Meet the crowdfunding insurgents hoping to change the direction of the general election 2017. 

I feel increasingly disgusted by the empty rigmarole of the official general election campaign. This is a moment that cries out for a proper contest over the kind of country we want to live in. Yet the real possibility of a no-deal Brexit, the need to forge a new social contract, and the deepening divides in our society, economy and union are challenges that seem completely beyond our shipwrecked political class.

Thankfully, signs of hope are beginning to spring up from the grassroots. Citizens are realising that if we want a better politics, we can no longer outsource our hopes and dreams to the miserable prisoners of the Westminster bubble. Public passions have seldom run higher; but today’s parties fail to channel them effectively. So people are starting to flock to new movements and platforms that offer fresh ways of thinking and acting, independent of the old political cartels.

Citizens are asking tough questions, making up their own minds, and starting to use their time, votes and money to impact elections. Crowdfunding gives insurgent campaigns the power to scale up rapidly; and with tribal loyalties fraying and fears of a hard Brexit rising, polls show a third of the electorate are ready to vote tactically. Thousands of people are signing up as volunteers to knock on doors and have conversations with their fellow-voters, while a growing army of creatives and technologists are building voter websites, making viral Facebook memes and planning media stunts.

In 2005 my first non-party election campaign, Vote4Peace, helped in a modest way to defend around 30 MPs who had voted against the Iraq war. Today the landscape of British political movements is far more potent and diverse. I have spoken with over a dozen major non-party campaigns since the snap election was called. Between them they will spend millions and mobilise thousands of volunteers, with most focusing their efforts on some or all of the hundred marginal seats that will decide the outcome on 8 June 2017.

More United has already raised half a million pounds, with its members voting to endorse, fund and canvass for candidates who share their movement’s principles and values – regardless of their party. Meanwhile, with the help of Gina Miller, the Best for Britain campaign has crowdfunded £370,000 to support candidates who oppose a hard Brexit and back a meaningful vote on the final deal.

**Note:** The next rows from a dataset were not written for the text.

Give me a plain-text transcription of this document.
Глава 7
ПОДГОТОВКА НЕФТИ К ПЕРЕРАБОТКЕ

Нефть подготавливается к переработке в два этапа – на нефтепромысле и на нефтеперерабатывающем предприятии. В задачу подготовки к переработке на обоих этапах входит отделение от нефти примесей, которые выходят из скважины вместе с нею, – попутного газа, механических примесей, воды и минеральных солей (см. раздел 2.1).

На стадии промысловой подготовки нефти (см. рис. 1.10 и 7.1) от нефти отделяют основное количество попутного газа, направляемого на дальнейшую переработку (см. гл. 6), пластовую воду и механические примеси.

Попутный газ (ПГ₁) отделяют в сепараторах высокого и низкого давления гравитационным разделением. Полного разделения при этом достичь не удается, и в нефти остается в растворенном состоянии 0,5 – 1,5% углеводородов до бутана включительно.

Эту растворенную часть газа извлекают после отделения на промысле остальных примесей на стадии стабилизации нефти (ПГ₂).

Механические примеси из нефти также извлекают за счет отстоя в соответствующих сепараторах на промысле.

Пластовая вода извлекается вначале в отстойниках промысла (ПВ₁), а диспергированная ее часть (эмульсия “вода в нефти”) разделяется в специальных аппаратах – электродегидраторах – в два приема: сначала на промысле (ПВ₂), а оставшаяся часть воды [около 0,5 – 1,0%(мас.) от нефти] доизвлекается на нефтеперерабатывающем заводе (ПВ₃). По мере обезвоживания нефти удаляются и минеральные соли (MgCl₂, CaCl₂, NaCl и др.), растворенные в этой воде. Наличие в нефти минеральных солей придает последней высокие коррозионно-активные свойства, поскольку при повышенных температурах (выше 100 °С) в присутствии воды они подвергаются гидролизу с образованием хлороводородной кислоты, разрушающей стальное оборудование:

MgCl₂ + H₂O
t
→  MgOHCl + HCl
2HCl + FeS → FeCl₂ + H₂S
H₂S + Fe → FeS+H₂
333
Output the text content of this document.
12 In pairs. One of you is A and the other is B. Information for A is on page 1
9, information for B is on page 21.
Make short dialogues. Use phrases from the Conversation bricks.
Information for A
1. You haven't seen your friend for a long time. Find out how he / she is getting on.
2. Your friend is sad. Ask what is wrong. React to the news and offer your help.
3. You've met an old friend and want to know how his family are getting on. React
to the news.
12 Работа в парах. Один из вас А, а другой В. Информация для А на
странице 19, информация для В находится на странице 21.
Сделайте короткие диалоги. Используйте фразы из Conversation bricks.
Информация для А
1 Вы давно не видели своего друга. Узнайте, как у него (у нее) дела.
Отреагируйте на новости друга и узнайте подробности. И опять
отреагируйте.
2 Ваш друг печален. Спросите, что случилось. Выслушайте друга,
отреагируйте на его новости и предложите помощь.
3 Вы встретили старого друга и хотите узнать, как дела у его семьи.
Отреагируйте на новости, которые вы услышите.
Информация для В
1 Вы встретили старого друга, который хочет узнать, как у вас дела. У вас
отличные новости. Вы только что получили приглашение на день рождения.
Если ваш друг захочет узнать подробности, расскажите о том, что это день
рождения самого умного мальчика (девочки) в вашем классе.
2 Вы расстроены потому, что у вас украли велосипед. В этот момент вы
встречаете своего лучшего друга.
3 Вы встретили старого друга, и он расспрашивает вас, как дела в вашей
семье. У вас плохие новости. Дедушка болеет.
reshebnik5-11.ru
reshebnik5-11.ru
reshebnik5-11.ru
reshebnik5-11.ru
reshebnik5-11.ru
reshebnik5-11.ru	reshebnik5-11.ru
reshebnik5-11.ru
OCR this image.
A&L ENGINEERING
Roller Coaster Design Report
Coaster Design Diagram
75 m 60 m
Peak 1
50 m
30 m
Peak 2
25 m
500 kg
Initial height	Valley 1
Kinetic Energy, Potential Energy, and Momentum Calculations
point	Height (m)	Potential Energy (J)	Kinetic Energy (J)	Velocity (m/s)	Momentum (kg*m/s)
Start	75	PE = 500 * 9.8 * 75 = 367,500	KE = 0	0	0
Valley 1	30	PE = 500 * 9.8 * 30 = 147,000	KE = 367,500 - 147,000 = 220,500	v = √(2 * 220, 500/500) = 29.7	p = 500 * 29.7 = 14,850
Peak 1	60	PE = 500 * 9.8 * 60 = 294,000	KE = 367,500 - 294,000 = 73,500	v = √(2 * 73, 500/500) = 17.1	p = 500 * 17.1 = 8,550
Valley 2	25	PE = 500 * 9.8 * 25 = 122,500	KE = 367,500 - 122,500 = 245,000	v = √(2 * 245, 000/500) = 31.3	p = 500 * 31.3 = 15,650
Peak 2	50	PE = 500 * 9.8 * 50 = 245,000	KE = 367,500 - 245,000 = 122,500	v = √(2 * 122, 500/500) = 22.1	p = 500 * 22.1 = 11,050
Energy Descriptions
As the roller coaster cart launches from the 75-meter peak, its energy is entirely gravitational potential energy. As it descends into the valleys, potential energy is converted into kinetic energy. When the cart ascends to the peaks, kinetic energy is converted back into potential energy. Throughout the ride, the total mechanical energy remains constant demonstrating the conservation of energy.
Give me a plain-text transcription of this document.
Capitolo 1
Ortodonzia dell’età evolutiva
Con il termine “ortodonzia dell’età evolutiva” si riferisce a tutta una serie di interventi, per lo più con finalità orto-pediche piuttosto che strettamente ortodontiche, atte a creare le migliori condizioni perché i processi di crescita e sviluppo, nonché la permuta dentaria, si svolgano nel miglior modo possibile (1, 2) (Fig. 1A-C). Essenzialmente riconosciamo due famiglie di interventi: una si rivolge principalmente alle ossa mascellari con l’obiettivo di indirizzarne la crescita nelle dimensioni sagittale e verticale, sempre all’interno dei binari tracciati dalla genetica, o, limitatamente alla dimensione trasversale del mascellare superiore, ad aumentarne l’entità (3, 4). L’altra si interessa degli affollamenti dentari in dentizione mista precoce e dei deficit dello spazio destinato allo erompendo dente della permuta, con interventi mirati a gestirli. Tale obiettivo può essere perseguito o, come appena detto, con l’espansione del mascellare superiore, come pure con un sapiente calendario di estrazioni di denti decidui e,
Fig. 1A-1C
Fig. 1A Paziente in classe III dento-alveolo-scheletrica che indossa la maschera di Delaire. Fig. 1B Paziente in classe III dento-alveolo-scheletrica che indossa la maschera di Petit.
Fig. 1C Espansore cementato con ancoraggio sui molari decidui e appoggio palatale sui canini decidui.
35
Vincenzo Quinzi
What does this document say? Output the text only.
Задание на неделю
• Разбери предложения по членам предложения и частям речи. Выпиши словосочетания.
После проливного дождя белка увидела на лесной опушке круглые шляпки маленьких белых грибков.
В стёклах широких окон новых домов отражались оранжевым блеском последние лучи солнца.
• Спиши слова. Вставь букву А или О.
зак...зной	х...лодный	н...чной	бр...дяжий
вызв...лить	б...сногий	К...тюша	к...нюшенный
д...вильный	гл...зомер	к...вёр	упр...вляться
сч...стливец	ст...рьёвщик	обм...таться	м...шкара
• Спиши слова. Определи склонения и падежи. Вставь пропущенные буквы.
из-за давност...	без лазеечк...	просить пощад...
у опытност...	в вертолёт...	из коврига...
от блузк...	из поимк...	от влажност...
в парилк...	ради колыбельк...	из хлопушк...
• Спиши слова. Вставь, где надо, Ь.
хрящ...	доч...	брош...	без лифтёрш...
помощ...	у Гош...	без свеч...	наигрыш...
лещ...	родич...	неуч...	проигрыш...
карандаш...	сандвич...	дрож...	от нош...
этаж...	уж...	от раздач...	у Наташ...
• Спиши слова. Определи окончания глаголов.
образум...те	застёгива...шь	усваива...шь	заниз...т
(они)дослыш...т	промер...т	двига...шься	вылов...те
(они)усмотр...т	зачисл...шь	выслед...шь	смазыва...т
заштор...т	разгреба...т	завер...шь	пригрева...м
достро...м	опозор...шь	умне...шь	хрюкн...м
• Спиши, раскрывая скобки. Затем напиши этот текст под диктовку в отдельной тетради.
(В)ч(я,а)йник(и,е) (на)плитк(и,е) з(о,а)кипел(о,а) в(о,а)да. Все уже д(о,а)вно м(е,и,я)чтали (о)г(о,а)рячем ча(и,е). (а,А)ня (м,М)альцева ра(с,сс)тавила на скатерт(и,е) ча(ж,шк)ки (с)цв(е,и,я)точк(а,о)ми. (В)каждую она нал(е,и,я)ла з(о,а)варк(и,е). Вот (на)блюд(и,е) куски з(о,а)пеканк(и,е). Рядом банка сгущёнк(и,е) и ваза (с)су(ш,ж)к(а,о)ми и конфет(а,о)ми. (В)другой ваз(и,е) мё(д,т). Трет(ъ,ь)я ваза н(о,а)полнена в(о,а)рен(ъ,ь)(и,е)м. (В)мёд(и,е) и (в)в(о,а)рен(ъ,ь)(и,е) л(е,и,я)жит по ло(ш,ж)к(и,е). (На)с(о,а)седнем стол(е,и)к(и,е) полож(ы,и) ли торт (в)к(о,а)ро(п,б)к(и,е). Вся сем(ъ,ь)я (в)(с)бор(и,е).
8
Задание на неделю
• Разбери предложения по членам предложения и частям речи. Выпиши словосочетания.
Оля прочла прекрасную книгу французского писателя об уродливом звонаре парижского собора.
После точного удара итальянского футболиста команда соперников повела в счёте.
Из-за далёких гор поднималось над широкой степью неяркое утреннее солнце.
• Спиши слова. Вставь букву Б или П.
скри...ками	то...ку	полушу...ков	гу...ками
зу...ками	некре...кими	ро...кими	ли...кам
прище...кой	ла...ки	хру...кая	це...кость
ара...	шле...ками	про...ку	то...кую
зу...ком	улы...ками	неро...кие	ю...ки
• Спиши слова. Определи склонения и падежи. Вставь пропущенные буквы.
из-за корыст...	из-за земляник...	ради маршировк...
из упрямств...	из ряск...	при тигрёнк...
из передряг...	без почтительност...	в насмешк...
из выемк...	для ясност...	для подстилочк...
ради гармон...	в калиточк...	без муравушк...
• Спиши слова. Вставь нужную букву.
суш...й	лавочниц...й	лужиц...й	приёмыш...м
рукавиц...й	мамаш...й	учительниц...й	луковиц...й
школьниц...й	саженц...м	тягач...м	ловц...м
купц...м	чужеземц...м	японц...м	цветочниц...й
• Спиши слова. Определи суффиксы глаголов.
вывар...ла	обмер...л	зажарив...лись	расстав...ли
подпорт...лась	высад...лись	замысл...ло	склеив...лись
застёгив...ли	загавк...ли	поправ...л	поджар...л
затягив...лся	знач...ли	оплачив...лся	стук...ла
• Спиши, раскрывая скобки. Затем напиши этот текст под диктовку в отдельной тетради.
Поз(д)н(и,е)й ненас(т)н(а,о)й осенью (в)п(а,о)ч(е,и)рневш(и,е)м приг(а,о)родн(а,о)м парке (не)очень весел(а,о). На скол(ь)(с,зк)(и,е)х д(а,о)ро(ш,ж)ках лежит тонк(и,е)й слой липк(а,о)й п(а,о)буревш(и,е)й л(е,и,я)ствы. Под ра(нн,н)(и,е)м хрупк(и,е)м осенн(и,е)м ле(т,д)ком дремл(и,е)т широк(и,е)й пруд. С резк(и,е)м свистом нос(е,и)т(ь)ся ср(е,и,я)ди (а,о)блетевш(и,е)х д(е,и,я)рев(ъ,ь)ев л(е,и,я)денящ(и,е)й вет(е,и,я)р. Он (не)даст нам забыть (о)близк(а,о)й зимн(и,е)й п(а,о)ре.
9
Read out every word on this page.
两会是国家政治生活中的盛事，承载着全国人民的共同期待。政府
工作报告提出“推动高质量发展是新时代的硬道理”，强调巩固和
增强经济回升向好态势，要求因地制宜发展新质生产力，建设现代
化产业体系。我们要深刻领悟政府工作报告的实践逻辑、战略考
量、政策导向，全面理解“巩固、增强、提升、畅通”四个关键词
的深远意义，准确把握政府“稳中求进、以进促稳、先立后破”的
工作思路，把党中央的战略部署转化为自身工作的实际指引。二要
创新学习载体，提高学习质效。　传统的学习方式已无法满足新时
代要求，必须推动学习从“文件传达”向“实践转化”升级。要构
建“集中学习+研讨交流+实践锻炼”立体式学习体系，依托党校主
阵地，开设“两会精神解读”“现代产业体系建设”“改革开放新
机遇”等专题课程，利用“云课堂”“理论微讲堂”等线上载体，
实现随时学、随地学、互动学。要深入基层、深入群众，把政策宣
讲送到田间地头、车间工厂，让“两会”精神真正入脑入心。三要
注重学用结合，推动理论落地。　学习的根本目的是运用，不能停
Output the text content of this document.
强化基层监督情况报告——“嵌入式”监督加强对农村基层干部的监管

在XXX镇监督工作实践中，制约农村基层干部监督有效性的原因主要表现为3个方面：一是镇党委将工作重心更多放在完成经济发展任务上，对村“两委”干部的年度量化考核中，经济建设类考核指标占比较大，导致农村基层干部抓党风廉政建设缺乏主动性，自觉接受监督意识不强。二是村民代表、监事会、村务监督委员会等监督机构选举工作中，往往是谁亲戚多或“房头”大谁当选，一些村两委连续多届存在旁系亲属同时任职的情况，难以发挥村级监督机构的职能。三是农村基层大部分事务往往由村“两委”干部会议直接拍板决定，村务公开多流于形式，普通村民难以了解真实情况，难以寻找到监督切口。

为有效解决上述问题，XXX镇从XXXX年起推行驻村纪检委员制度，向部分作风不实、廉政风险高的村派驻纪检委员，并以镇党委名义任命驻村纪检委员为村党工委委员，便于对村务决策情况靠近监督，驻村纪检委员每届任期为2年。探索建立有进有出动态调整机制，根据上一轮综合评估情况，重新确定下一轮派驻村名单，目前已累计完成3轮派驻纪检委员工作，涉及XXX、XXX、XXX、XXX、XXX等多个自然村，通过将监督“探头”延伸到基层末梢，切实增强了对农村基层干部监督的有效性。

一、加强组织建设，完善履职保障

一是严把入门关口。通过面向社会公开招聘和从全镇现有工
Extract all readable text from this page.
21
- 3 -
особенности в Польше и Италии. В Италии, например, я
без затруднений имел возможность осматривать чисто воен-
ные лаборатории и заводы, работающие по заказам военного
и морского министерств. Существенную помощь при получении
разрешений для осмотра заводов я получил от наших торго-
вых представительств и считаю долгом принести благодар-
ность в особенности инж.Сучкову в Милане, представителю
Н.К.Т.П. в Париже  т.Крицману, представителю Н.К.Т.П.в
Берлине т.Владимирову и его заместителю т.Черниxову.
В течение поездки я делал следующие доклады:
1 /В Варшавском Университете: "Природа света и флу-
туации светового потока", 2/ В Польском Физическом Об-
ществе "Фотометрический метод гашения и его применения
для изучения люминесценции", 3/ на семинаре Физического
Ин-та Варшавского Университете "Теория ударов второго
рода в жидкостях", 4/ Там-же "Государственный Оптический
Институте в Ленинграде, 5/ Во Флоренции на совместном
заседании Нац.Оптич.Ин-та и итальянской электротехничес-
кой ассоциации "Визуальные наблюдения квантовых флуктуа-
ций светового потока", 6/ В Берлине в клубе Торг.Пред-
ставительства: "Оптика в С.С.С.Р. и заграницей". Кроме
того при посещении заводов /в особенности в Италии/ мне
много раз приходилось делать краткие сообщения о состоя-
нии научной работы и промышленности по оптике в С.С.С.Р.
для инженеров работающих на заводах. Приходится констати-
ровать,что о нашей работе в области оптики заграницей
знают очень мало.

Best for Britain are planning to run their own independent campaigning locally and on social media, with a big focus on tactical voting. The Remainers of Open Britain and the European Movement are also mobilising their members and supporters in target marginals, while on the other side Arron Banks’s Leave.EU is calling on its supporters to “put country before party” by backing a mix of Ukip, Tory and Labour Brexiteers.

The progressive alliance movement has just launched its election crowdfunder on Crowdpac, and is holding a rally in East London. In our first-past-the-post system, “progressives” of all stripes often lose because they split their votes across a handful of parties. But in the last week, local movements and hustings events have identified unity candidates in over thirty seats – with Greens standing down strategically to support Labour and Liberal Democrats against Tories, and the Lib Dems doing the same for the Greens’ Caroline Lucas in Brighton.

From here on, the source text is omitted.